Сёнагон составила реестр того, что вызывает раздражение:
острые ногти;
губы навыворот, когда произносят звук “у”, — новогодний поцелуй двоюродной бабушки;
когда задают вопросы, ответ на которые требует по крайней мере двенадцать авторских листов плюс пол-листа библиографии;
кожа, намазанная кремом;
когда отвечают на такие вопросы;
если произносят мягкое “е” вместо беглого “э” в словах “секс” и “Гуссерль”;
манера говорить “я хочу там жить” вместо “какой красивый город”;
имя “Тамара” — так звали всех коз в Царском Селе.
Все это вызывает действительно огромное раздражение, просто хочется взять и придушить. Как жаль, что тебя здесь нет, чтобы взять и придушить. Как жаль, что тебя здесь нет. Чтобы взять и придушить.

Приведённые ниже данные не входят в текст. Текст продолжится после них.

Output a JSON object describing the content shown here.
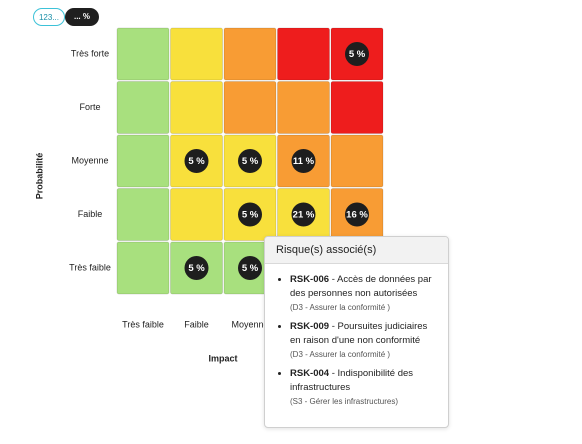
{
  "toggle": {
    "numeric": "123...",
    "percent": "... %"
  },
  "matrix": {
    "y_axis_label": "Probabilité",
    "x_axis_label": "Impact",
    "row_labels": [
      "Très forte",
      "Forte",
      "Moyenne",
      "Faible",
      "Très faible"
    ],
    "column_labels": [
      "Très faible",
      "Faible",
      "Moyenne",
      null,
      null
    ],
    "cells": [
      [
        {
          "color": "#a8e07e"
        },
        {
          "color": "#f8e03c"
        },
        {
          "color": "#f89c34"
        },
        {
          "color": "#ee1d1d"
        },
        {
          "color": "#ee1d1d",
          "badge": "5 %"
        }
      ],
      [
        {
          "color": "#a8e07e"
        },
        {
          "color": "#f8e03c"
        },
        {
          "color": "#f89c34"
        },
        {
          "color": "#f89c34"
        },
        {
          "color": "#ee1d1d"
        }
      ],
      [
        {
          "color": "#a8e07e"
        },
        {
          "color": "#f8e03c",
          "badge": "5 %"
        },
        {
          "color": "#f8e03c",
          "badge": "5 %"
        },
        {
          "color": "#f89c34",
          "badge": "11 %"
        },
        {
          "color": "#f89c34"
        }
      ],
      [
        {
          "color": "#a8e07e"
        },
        {
          "color": "#f8e03c"
        },
        {
          "color": "#f8e03c",
          "badge": "5 %"
        },
        {
          "color": "#f8e03c",
          "badge": "21 %"
        },
        {
          "color": "#f89c34",
          "badge": "16 %"
        }
      ],
      [
        {
          "color": "#a8e07e"
        },
        {
          "color": "#a8e07e",
          "badge": "5 %"
        },
        {
          "color": "#a8e07e",
          "badge": "5 %"
        },
        {
          "color": "#f8e03c"
        },
        {
          "color": "#f8e03c"
        }
      ]
    ]
  },
  "tooltip": {
    "title": "Risque(s) associé(s)",
    "items": [
      {
        "code": "RSK-006",
        "description": "- Accès de données par des personnes non autorisées",
        "note": "(D3 - Assurer la conformité )"
      },
      {
        "code": "RSK-009",
        "description": "- Poursuites judiciaires en raison d'une non conformité",
        "note": "(D3 - Assurer la conformité )"
      },
      {
        "code": "RSK-004",
        "description": "- Indisponibilité des infrastructures",
        "note": "(S3 - Gérer les infrastructures)"
      }
    ]
  }
}
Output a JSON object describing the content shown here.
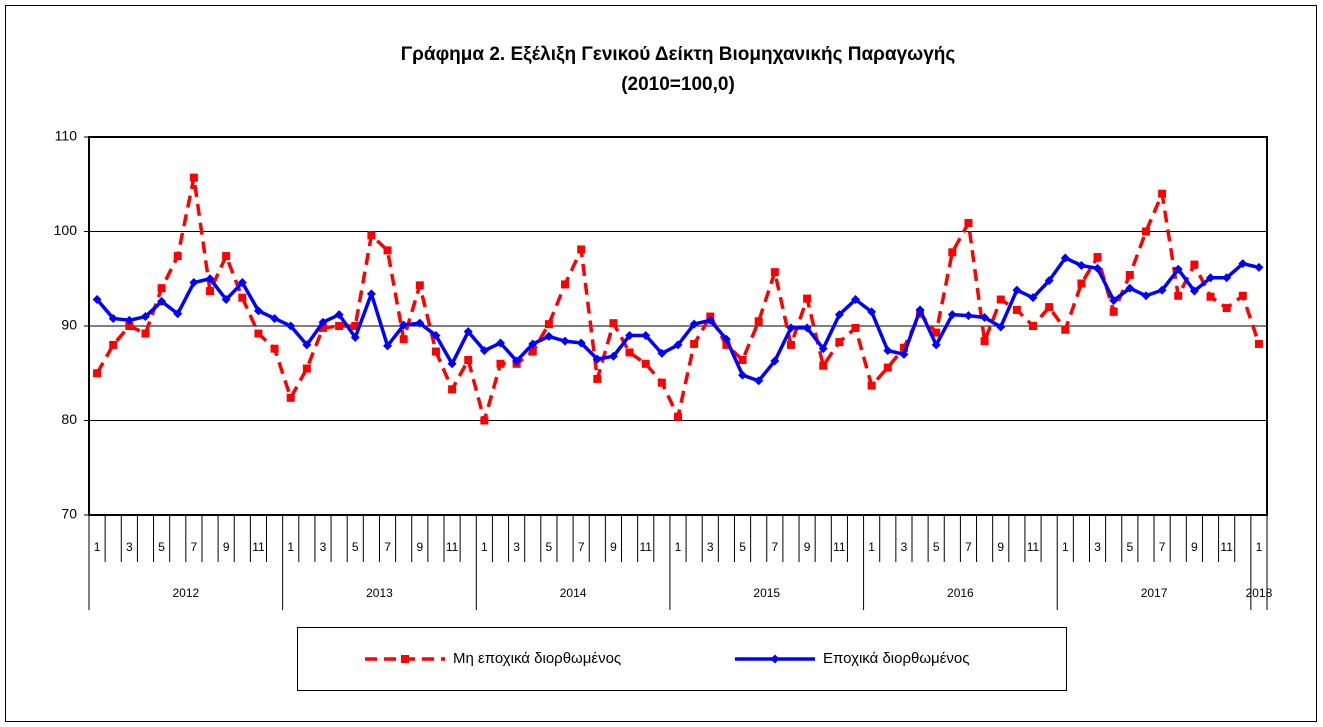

Снег окреп, отяжелел, уже не летит вверх-вниз, куда попало, а целенаправленно устремляется в карманы, рукава, за ворот, в уши, в рот, в нос, в глаза. В то же время лед под прикрытием норовит уйти из-под ног. Два куска льда, коэффициент трения считается приближенным к нулю. Второй кусок льда — это я.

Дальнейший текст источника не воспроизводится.